Understanding Decoder

Nilearn’s Decoder object is a composite estimator that does several things under the hood and can hence be a bit difficult to understand at first.

This example aims to provide a clear understanding of the Decoder object by demonstrating these steps via a Scikit-Learn pipeline.

We will use the Haxby et al.[1] dataset where the participants were shown images of 8 different types as described in the Decoding with ANOVA + SVM: face vs house in the Haxby dataset example. We will train a classifier to predict the label of the object in the stimulus image based on the subject’s fMRI data from the Ventral Temporal cortex.

Load the Haxby dataset

from nilearn import datasets

# By default 2nd subject data will be fetched on which we run our analysis
haxby_dataset = datasets.fetch_haxby()
fmri_img = haxby_dataset.func[0]
# Pick the mask that we will use to extract the data from Ventral Temporal
# cortex
mask_vt = haxby_dataset.mask_vt[0]

# Load the behavioral data
import pandas as pd

from nilearn.image import index_img

behavioral_data = pd.read_csv(haxby_dataset.session_target[0], sep=" ")
labels = behavioral_data["labels"]
# Keep the trials corresponding to all the labels except the ``rest`` ones
labels_mask = labels != "rest"
y = labels[labels_mask]
y = y.to_numpy()

# Load run information
run = behavioral_data["chunks"][labels_mask]
run = run.to_numpy()

# Also keep the fmri data corresponding to these labels
fmri_img = index_img(fmri_img, labels_mask)

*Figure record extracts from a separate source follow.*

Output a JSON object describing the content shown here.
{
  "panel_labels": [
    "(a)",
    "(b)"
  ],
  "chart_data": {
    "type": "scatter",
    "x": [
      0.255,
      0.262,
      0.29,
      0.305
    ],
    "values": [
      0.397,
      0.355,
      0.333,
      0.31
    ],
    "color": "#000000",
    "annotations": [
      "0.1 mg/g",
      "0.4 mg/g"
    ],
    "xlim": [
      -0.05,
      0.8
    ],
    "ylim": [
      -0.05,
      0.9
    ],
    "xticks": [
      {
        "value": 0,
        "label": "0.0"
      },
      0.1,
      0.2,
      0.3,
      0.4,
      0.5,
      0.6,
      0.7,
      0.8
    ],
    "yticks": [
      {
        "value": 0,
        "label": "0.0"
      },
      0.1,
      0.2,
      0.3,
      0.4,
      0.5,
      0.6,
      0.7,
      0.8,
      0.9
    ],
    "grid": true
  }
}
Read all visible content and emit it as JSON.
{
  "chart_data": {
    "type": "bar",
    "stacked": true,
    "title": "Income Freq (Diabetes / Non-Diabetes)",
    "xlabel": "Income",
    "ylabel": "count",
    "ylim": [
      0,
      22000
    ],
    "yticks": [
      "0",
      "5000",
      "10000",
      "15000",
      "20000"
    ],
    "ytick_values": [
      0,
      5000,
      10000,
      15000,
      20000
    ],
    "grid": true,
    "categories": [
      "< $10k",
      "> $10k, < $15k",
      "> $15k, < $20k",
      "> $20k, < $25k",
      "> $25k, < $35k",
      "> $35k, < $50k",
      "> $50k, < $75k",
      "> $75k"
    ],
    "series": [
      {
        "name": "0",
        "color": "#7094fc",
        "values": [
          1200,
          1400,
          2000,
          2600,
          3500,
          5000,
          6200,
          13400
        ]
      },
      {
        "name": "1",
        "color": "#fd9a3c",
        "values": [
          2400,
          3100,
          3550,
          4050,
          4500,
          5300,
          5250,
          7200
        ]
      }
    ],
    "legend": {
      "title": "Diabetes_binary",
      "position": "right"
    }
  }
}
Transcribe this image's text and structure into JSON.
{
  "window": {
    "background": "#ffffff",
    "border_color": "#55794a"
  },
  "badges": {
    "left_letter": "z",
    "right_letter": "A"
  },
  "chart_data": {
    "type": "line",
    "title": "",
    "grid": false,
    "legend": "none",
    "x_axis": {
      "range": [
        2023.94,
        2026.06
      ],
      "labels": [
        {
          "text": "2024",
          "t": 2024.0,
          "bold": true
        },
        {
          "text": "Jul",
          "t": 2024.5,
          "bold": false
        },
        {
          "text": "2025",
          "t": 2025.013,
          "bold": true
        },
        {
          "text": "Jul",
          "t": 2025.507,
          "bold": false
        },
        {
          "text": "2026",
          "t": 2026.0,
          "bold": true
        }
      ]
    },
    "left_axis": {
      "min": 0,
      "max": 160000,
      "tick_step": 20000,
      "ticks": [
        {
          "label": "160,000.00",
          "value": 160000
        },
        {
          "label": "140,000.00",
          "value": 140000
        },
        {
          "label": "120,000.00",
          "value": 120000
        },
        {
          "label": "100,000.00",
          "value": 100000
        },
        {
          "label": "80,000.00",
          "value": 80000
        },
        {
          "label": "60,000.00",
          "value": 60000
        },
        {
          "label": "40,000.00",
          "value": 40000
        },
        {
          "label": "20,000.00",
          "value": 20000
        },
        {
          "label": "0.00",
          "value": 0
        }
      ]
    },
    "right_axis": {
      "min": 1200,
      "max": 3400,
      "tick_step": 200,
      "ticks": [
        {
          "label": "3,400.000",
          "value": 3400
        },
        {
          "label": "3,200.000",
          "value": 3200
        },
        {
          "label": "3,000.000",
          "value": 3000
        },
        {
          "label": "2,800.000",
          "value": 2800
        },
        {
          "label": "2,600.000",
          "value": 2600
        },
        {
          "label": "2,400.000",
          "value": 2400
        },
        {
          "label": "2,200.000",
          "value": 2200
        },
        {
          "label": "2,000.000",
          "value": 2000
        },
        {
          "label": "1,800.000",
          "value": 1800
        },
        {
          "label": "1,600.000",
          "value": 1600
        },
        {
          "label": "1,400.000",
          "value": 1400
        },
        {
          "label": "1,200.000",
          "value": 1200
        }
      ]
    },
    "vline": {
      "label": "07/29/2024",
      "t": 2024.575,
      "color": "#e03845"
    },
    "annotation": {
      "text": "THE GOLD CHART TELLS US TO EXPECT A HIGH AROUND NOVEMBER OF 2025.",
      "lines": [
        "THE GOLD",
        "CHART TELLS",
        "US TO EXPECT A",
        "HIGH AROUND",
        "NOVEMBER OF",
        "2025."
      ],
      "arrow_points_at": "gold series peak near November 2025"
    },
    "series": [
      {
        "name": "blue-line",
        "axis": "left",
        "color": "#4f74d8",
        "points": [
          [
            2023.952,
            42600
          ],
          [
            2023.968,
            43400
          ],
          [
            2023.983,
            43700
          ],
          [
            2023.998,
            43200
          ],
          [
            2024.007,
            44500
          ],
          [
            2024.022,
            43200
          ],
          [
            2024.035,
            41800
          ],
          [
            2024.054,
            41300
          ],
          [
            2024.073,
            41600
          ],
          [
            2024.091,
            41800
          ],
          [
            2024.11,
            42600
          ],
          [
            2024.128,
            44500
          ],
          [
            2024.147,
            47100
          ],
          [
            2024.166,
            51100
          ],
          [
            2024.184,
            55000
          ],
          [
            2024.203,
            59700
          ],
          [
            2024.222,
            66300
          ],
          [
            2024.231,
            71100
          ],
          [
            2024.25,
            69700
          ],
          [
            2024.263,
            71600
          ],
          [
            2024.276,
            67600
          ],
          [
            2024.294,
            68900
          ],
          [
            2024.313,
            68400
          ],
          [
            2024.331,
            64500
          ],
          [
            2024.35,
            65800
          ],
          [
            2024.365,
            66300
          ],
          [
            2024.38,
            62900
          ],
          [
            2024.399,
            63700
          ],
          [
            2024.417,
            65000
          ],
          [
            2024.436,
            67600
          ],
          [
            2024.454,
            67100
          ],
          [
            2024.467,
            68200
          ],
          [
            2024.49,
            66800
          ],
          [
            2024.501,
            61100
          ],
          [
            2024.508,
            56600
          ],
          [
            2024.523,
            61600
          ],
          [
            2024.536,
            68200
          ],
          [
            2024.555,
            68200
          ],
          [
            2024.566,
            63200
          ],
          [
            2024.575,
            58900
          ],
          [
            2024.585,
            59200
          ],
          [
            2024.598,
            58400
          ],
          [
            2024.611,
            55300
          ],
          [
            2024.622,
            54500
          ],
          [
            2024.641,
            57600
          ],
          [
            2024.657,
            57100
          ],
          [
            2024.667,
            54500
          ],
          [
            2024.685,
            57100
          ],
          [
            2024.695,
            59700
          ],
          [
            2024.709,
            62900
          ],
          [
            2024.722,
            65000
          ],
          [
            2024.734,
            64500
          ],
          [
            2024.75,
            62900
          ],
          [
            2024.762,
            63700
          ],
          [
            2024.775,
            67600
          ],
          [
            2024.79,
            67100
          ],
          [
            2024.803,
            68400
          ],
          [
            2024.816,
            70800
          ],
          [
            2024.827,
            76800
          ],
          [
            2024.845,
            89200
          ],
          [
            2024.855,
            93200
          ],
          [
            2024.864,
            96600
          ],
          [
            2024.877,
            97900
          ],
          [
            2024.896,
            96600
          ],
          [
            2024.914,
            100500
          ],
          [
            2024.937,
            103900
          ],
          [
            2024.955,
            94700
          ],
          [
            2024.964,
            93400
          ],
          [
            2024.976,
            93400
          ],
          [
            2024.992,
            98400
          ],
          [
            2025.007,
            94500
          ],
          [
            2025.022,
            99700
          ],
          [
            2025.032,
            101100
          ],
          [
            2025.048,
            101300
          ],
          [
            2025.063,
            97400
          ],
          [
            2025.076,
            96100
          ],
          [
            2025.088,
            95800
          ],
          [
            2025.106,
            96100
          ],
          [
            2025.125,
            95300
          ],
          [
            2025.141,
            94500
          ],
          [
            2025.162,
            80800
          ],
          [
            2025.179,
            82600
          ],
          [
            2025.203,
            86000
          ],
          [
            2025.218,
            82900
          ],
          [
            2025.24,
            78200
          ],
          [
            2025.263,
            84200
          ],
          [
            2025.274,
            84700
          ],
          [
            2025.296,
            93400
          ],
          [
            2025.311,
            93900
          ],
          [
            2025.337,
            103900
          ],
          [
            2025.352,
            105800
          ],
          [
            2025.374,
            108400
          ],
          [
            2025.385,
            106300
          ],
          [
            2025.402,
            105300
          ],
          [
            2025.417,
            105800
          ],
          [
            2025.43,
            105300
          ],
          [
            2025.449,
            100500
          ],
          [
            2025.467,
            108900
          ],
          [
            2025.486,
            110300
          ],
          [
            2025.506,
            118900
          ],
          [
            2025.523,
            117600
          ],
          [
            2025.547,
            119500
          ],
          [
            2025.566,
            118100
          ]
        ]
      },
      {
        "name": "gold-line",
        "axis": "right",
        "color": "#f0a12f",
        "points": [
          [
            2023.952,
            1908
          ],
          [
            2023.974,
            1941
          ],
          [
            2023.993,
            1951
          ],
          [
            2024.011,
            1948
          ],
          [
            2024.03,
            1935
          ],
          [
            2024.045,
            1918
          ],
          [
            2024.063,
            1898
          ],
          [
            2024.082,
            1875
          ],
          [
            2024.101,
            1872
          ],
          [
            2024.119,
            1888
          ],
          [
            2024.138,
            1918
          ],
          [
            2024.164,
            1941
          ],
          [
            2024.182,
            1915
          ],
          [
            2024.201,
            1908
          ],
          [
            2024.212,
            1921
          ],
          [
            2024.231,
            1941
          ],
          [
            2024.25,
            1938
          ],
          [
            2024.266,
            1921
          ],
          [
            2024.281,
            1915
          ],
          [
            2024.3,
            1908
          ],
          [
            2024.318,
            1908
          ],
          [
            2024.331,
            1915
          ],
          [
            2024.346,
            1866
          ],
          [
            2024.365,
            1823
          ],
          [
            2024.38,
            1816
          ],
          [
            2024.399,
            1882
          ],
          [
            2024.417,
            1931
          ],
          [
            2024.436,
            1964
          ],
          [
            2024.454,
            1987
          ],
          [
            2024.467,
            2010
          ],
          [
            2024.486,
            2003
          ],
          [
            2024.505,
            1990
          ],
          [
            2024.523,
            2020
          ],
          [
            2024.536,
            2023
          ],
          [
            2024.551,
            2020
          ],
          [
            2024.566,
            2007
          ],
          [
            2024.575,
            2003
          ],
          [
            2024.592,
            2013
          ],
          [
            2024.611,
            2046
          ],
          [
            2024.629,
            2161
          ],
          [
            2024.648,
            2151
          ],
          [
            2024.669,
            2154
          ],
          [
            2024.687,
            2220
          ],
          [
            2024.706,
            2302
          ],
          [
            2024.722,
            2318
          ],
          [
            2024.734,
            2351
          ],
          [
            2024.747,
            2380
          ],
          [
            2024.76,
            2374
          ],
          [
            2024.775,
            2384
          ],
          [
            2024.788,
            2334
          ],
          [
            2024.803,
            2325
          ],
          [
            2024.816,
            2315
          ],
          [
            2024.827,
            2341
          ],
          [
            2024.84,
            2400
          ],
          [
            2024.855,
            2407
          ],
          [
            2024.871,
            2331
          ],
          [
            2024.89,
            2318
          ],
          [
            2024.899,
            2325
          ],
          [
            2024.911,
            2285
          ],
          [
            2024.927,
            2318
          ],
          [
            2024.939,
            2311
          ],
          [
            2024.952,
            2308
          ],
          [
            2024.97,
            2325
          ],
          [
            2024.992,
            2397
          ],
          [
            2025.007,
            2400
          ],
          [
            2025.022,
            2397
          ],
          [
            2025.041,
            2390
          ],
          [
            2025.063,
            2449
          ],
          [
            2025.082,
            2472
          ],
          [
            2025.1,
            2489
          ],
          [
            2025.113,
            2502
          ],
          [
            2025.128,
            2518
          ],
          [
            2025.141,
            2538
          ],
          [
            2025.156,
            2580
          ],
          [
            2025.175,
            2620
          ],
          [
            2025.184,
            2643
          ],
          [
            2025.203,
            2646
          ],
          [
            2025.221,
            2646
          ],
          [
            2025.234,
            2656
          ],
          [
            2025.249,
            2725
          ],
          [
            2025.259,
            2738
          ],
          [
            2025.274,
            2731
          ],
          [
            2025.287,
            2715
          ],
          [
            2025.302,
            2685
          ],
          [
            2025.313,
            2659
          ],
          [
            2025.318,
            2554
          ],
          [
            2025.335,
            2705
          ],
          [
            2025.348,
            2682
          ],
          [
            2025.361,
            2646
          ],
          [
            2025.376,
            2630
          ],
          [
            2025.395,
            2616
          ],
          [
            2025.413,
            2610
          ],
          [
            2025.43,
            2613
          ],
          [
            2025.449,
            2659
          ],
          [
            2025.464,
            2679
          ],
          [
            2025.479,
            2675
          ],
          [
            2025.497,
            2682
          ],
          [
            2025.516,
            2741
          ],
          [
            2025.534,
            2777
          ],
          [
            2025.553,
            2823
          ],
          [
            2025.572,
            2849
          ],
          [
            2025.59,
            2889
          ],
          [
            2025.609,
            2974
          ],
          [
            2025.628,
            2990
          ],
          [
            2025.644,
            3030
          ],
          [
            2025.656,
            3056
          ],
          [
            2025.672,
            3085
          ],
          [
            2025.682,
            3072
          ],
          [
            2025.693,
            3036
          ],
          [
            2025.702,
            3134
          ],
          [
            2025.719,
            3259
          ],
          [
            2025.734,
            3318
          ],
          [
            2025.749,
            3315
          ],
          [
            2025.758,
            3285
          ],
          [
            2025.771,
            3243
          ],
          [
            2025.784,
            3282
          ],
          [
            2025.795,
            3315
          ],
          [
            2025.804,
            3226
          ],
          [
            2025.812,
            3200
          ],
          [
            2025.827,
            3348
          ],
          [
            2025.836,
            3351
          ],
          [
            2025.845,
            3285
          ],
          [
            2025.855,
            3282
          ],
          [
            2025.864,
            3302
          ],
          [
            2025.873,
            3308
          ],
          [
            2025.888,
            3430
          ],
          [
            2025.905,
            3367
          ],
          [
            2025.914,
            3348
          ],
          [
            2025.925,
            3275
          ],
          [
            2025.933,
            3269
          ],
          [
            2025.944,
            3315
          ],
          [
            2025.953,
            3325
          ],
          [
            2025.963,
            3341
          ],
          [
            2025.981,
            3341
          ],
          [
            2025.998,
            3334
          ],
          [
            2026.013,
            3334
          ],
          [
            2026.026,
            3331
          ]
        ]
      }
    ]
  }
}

# Overview of the input data
import numpy as np

n_labels = len(np.unique(y))

print(f"{n_labels} labels to predict (y): {np.unique(y)}")
print(f"fMRI data shape (X): {fmri_img.shape}")
print(f"Runs (groups): {np.unique(run)}")
[fetch_haxby] Dataset found in /home/runner/nilearn_data/haxby2001
8 labels to predict (y): ['bottle' 'cat' 'chair' 'face' 'house' 'scissors' 'scrambledpix' 'shoe']
fMRI data shape (X): (40, 64, 64, 864)
Runs (groups): [ 0  1  2  3  4  5  6  7  8  9 10 11]

Preprocessing

As we can see, the fMRI data is a 4D image with shape (40, 64, 64, 864). Here 40x64x64 are the dimensions of the 3D brain image and 864 is the number of brain volumes acquired while visual stimuli were presented, each corresponding to one of the 8 labels we selected above.

Decoder can convert this 4D image to a 2D numpy array where each row corresponds to a trial and each column corresponds to a voxel. In addition, it can also do several other things like masking, smoothing, standardizing the data etc. depending on your requirements.

Under the hood, Decoder uses NiftiMasker to do all these operations. So here we will demonstrate this by directly using the NiftiMasker. Specifically, we will use it to:

1. only keep the data from the Ventral Temporal cortex by providing the mask image (in Decoder this is done by providing the mask image in the mask parameter).

2. standardize the data by z-scoring it such that the data is scaled to have zero mean and unit variance across trials (in Decoder this is done by setting the standardize parameter to "zscore_sample").

from nilearn.maskers import NiftiMasker

masker = NiftiMasker(mask_img=mask_vt, standardize="zscore_sample")

Convert the multi-class labels to binary labels

The Decoder converts multi-class classification problem to N one-vs-others binary classification problems by default (where N is the number of unique labels)

The advantage of this approach is its interpretability. Once we are done with training and cross-validating, we will have N area-under receiver operating characteristic curve (AU-ROC) scores, one for each label. This will give us an insight into which labels (and the corresponding cognitive domains) are easier to predict and are hence well differentiated relative to the others in the brain.

In addition, we will also have access to the classifier coefficients for each label. These can be further used to understand the importance of each voxel for each corresponding cognitive domain.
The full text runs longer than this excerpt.